DETR 코드

class DETRdemo(nn.Module):
    """
    Demo DETR implementation.

    Demo implementation of DETR in minimal number of lines, with the
    following differences wrt DETR in the paper:
    * learned positional encoding (instead of sine)
    * positional encoding is passed at input (instead of attention)
    * fc bbox predictor (instead of MLP)
    The model achieves ~40 AP on COCO val5k and runs at ~28 FPS on Tesla V100.
    Only batch size 1 supported.
    """
    def __init__(self, num_classes, hidden_dim=256, nheads=8,
                 num_encoder_layers=6, num_decoder_layers=6):
        super().__init__()

        # backbone을 resnet50으로 하고 fc부분 제거
        self.backbone = resnet50()
        del self.backbone.fc

        # 2048->hidden_dim 차원으로 1x1 conv
        self.conv = nn.Conv2d(2048, hidden_dim, 1)

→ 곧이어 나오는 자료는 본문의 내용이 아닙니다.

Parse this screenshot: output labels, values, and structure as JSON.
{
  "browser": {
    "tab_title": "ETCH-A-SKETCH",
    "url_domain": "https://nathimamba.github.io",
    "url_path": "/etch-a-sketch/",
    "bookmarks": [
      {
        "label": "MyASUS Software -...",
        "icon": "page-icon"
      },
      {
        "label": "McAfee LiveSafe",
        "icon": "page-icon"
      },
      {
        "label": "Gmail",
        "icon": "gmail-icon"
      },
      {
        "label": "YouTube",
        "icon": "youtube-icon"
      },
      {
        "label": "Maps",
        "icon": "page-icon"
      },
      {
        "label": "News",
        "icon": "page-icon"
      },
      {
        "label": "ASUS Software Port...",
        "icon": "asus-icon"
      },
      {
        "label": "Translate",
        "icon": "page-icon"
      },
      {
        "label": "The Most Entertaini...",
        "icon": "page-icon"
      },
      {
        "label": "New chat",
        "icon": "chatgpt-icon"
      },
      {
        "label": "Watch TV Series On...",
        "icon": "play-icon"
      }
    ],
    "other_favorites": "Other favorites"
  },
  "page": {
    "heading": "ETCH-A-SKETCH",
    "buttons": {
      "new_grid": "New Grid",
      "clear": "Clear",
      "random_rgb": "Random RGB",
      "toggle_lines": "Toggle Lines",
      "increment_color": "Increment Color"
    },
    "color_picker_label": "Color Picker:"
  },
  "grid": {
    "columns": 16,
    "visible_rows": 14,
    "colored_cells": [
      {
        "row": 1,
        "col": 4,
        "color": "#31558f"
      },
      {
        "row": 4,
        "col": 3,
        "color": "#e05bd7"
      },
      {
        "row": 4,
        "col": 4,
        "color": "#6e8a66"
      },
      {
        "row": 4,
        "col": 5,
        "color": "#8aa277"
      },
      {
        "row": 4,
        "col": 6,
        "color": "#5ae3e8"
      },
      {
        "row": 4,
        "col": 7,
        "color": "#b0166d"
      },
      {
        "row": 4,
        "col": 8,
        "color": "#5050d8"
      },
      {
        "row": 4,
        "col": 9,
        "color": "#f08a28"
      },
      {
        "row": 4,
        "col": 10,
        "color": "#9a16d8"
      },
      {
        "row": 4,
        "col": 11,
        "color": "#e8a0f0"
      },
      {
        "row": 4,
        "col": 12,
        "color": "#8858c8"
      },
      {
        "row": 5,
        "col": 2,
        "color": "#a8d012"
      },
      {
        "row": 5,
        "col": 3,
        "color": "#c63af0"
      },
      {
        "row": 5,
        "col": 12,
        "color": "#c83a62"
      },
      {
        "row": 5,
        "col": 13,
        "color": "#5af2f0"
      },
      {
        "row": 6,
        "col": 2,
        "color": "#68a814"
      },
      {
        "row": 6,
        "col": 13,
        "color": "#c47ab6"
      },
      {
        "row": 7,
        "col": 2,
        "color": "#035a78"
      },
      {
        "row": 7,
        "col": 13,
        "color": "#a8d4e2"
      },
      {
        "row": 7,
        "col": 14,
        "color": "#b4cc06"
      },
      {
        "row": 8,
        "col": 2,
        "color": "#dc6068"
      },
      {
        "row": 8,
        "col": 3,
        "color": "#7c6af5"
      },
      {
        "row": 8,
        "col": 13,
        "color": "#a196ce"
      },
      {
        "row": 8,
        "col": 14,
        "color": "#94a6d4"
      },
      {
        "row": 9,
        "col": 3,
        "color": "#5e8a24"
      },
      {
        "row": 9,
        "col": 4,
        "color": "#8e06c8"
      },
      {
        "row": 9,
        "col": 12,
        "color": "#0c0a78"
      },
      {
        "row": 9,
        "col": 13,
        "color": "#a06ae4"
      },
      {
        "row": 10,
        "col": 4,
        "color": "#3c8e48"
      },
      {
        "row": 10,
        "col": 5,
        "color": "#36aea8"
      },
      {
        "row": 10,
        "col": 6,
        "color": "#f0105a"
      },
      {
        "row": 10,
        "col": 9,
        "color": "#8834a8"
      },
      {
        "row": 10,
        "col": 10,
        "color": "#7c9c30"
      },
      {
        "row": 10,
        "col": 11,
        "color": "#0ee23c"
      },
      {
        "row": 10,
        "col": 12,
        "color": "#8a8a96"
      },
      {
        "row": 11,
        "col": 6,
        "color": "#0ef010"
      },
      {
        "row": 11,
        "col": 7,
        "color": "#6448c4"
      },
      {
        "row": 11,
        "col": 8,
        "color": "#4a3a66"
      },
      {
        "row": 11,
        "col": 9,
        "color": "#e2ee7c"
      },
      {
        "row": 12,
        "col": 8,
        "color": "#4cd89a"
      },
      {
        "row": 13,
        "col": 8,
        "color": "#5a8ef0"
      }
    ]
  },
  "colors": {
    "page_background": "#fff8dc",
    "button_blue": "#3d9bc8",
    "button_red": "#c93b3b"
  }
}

        # torch에 있는 transformer사용
        self.transformer = nn.Transformer(
            hidden_dim, nheads, num_encoder_layers, num_decoder_layers)

        # 배경을 예측 하기 위해 class+1
        self.linear_class = nn.Linear(hidden_dim, num_classes + 1)
        self.linear_bbox = nn.Linear(hidden_dim, 4)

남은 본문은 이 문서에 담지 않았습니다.